Contrato com a velha do alfange


 

A Ceifeira visitou-me e propôs fornecer-me algo que eu muito desejava a troco de me levar para o Além. Disse que me permitia despedir-me dos entes queridos e dos amigos. Perguntei se o podia fazer presencialmente, respondeu-me que sim.

Mostrei-lhe a minha lista de amigos do Facebook e disse-lhe que despedir-me de mil pessoas podia levar algum tempo. Olhou-me gravemente, com aqueles olhos inteiramente vazios, e propôs-me que publicasse um aviso com local e data para proceder às despedidas, e que eu só iria procurar, posteriormente, aqueles que faltassem a esta chamada. Anui e agendei tudo para daí a uma semana, publicando o aviso onde se podia ler «A morte vai levar-me, mas permite que me despeça pessoalmente de todos os meus amigos. Vem despedir-te de mim no dia 29 de Fevereiro de 2024. Se faltares terei de procurar-te noutra altura».

Dada por satisfeita, a sinistra figura já se afastava quando suspendeu a marcha e permaneceu imóvel por uns segundos, depois virou-se abruptamente e fixou-me apreensiva. Eu permanecei imóvel. Será que ela tinha descoberto a minha artimanha? Vagarosamente, acabou por retomar o caminho, provavelmente para anunciar a partida de mais almas destemperadas.

Na data aprazada compareceram uma trintena de ‘amigos’ a quem dispensei logo um expressivo: - Ena, com amigos como vocês, quem precisa de inimigos?! Mas a culpa era inteiramente minha, que os elegera e qualificara como tal. Se desejava exclusivamente amigos inteligentes devia tê-los cultivado devidamente. Imaginara, eu, que anunciando as premissas do acordo os meus amigos optassem por faltar ao encontro, contribuindo, assim, para um repetido e considerável adiamento da minha última viagem.
Ainda assim o rácio de presenças não era mau. Teria de publicar a tal convocatória mais vezes, para outras datas atempadamente aprazadas, e isso significava ganhar tempo, bastante tempo.
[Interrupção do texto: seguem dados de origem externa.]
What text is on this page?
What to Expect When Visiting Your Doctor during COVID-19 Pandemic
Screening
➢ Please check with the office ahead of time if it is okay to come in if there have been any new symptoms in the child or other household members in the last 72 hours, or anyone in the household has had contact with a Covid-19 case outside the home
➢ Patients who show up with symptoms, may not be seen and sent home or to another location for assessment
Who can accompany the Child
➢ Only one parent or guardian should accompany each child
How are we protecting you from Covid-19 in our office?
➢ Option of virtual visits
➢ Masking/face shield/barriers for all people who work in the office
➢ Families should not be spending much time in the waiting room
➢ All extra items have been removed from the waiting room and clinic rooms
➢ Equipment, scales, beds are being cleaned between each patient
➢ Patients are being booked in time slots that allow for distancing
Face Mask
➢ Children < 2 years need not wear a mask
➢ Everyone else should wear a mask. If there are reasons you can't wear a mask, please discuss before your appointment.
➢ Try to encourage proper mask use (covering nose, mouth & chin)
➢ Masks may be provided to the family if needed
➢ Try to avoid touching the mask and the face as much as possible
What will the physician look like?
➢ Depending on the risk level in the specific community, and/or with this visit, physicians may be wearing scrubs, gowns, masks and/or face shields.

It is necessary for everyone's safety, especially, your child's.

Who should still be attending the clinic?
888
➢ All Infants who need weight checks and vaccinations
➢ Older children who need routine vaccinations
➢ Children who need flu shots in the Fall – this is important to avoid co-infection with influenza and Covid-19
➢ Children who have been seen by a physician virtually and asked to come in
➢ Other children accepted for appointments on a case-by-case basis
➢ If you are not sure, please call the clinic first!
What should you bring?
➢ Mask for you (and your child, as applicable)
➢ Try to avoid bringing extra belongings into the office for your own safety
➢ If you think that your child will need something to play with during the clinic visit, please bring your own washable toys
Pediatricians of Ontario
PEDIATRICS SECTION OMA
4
Dei disso conhecimento à mefistofélica figura que obviamente se apresentara na agendada despedida. Mas eu não previra que o pérfido e fedorento negrume dominasse as tecnologias informáticas e conhecesse algoritmos que permitiam colocar nas caixas de mensagens dos computadores e telemóveis de todos os meus contactos a minha convocatória para a derradeira festa.

Em menos de dez dias o assunto estava arrumado e um enorme folguedo preparado, com pantagruélicas comezainas, bebida à discrição e um gigantesco mastro de folhagem natural salpicada com bandeirolas coloridas e balões de papel, parecendo festa dos santos populares. No ar, o cheiro dos frangos no churrasco e das febras na brasa misturavam-se com o odor adocicado que se desprendia dos braçados de jasmim e alfazema, espalhados pelo recinto.
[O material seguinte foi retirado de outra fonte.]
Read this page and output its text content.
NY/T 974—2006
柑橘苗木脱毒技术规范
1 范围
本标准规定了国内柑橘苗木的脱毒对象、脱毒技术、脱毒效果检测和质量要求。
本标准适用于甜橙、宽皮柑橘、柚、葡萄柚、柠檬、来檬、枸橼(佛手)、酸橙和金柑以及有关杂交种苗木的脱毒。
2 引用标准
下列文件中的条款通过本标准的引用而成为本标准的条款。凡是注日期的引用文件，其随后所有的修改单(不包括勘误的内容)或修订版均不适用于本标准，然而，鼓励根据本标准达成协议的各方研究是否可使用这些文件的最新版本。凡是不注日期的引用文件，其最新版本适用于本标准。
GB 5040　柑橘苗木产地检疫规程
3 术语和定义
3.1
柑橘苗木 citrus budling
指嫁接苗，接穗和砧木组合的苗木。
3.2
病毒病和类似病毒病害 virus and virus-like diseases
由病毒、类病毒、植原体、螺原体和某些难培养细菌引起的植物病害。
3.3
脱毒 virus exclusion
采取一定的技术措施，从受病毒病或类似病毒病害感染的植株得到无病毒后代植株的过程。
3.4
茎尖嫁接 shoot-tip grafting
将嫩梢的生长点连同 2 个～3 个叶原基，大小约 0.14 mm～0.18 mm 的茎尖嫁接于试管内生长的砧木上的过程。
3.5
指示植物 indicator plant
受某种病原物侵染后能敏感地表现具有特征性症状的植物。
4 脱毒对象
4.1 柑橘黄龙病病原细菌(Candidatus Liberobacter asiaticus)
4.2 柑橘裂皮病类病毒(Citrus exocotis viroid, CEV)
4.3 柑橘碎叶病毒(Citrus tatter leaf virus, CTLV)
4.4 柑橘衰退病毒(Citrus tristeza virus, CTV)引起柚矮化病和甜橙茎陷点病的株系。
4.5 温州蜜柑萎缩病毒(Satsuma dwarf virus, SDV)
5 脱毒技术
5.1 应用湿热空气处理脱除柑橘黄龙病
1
Os convivas comiam alarvemente, conversavam animados, dançavam ao som de concertinas tocadas por macacos empoleirados em árvores africanas, que nunca vira aqui na terra, e rodopiavam e saltavam que nem loucos. Só à minha aproximação paravam, e olhavam-me com meio sorriso no rosto caminhando para aquela expressão de tristeza evidenciando o habitual pesar fúnebre e também a culpa pela folia a que se entregavam em momento de fenecimento meu.
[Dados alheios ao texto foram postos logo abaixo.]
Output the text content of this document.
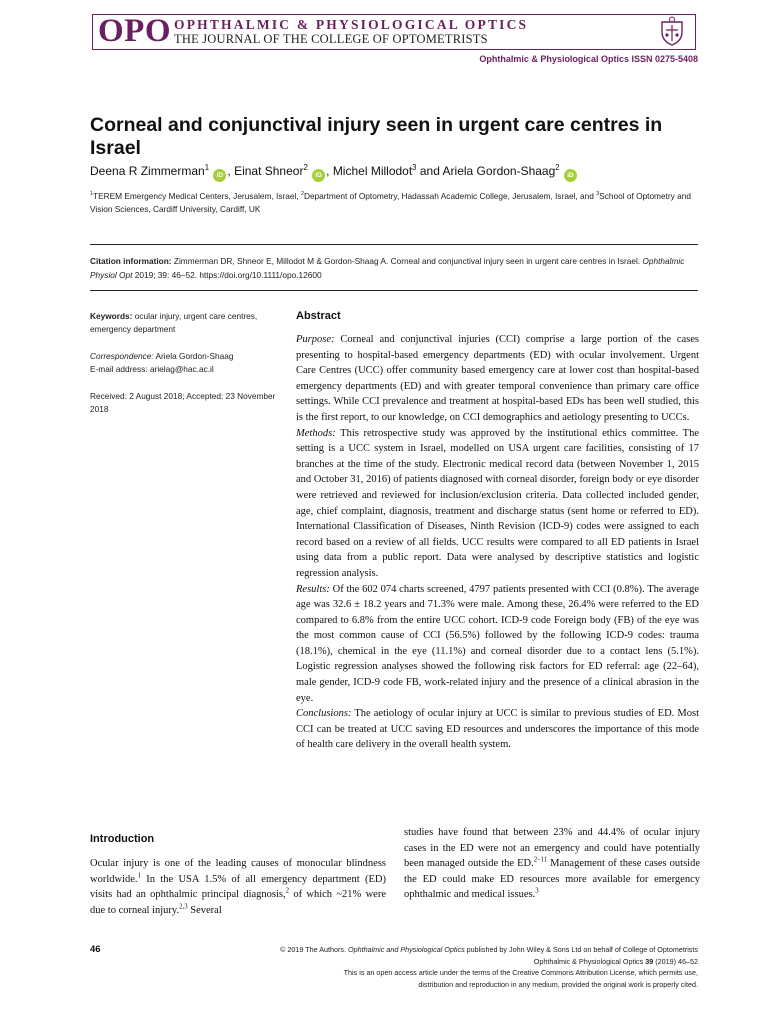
OPO OPHTHALMIC & PHYSIOLOGICAL OPTICS
THE JOURNAL OF THE COLLEGE OF OPTOMETRISTS
Ophthalmic & Physiological Optics ISSN 0275-5408
Corneal and conjunctival injury seen in urgent care centres in Israel
Deena R Zimmerman$^1$ iD , Einat Shneor$^2$ iD , Michel Millodot$^3$ and Ariela Gordon-Shaag$^2$ iD
$^1$TEREM Emergency Medical Centers, Jerusalem, Israel, $^2$Department of Optometry, Hadassah Academic College, Jerusalem, Israel, and $^3$School of Optometry and Vision Sciences, Cardiff University, Cardiff, UK
Citation information: Zimmerman DR, Shneor E, Millodot M & Gordon-Shaag A. Corneal and conjunctival injury seen in urgent care centres in Israel. Ophthalmic Physiol Opt 2019; 39: 46–52. https://doi.org/10.1111/opo.12600

Keywords: ocular injury, urgent care centres, emergency department

Correspondence: Ariela Gordon-Shaag
E-mail address: arielag@hac.ac.il

Received: 2 August 2018; Accepted: 23 November 2018

Abstract

Purpose: Corneal and conjunctival injuries (CCI) comprise a large portion of the cases presenting to hospital-based emergency departments (ED) with ocular involvement. Urgent Care Centres (UCC) offer community based emergency care at lower cost than hospital-based emergency departments (ED) and with greater temporal convenience than primary care office settings. While CCI prevalence and treatment at hospital-based EDs has been well studied, this is the first report, to our knowledge, on CCI demographics and aetiology presenting to UCCs.

Methods: This retrospective study was approved by the institutional ethics committee. The setting is a UCC system in Israel, modelled on USA urgent care facilities, consisting of 17 branches at the time of the study. Electronic medical record data (between November 1, 2015 and October 31, 2016) of patients diagnosed with corneal disorder, foreign body or eye disorder were retrieved and reviewed for inclusion/exclusion criteria. Data collected included gender, age, chief complaint, diagnosis, treatment and discharge status (sent home or referred to ED). International Classification of Diseases, Ninth Revision (ICD-9) codes were assigned to each record based on a review of all fields. UCC results were compared to all ED patients in Israel using data from a public report. Data were analysed by descriptive statistics and logistic regression analysis.

Results: Of the 602 074 charts screened, 4797 patients presented with CCI (0.8%). The average age was 32.6 ± 18.2 years and 71.3% were male. Among these, 26.4% were referred to the ED compared to 6.8% from the entire UCC cohort. ICD-9 code Foreign body (FB) of the eye was the most common cause of CCI (56.5%) followed by the following ICD-9 codes: trauma (18.1%), chemical in the eye (11.1%) and corneal disorder due to a contact lens (5.1%). Logistic regression analyses showed the following risk factors for ED referral: age (22–64), male gender, ICD-9 code FB, work-related injury and the presence of a clinical abrasion in the eye.

Conclusions: The aetiology of ocular injury at UCC is similar to previous studies of ED. Most CCI can be treated at UCC saving ED resources and underscores the importance of this mode of health care delivery in the overall health system.

Introduction
Ocular injury is one of the leading causes of monocular blindness worldwide.$^1$ In the USA 1.5% of all emergency department (ED) visits had an ophthalmic principal diagnosis,$^2$ of which ~21% were due to corneal injury.$^{2,3}$ Several
studies have found that between 23% and 44.4% of ocular injury cases in the ED were not an emergency and could have potentially been managed outside the ED.$^{2-11}$ Management of these cases outside the ED could make ED resources more available for emergency ophthalmic and medical issues.$^3$
46	© 2019 The Authors. Ophthalmic and Physiological Optics published by John Wiley & Sons Ltd on behalf of College of Optometrists
Ophthalmic & Physiological Optics 39 (2019) 46–52
This is an open access article under the terms of the Creative Commons Attribution License, which permits use,
distribution and reproduction in any medium, provided the original work is properly cited.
E eu percorria o recinto cumprimentando rostos mais ou menos familiares, caminhando sem sentir os pés tocarem no chão. Flutuava por ali, já meio-desencarnado do corpo material, tornando-me aos poucos numa matéria etérea, translúcida e ectoplásmica. Afastava-me, desvanecendo, naquele cenário, deixando gradualmente de ver e de sentir os odores e a música simiesca… e esvaindo-se o sonho adormeci, profundamente.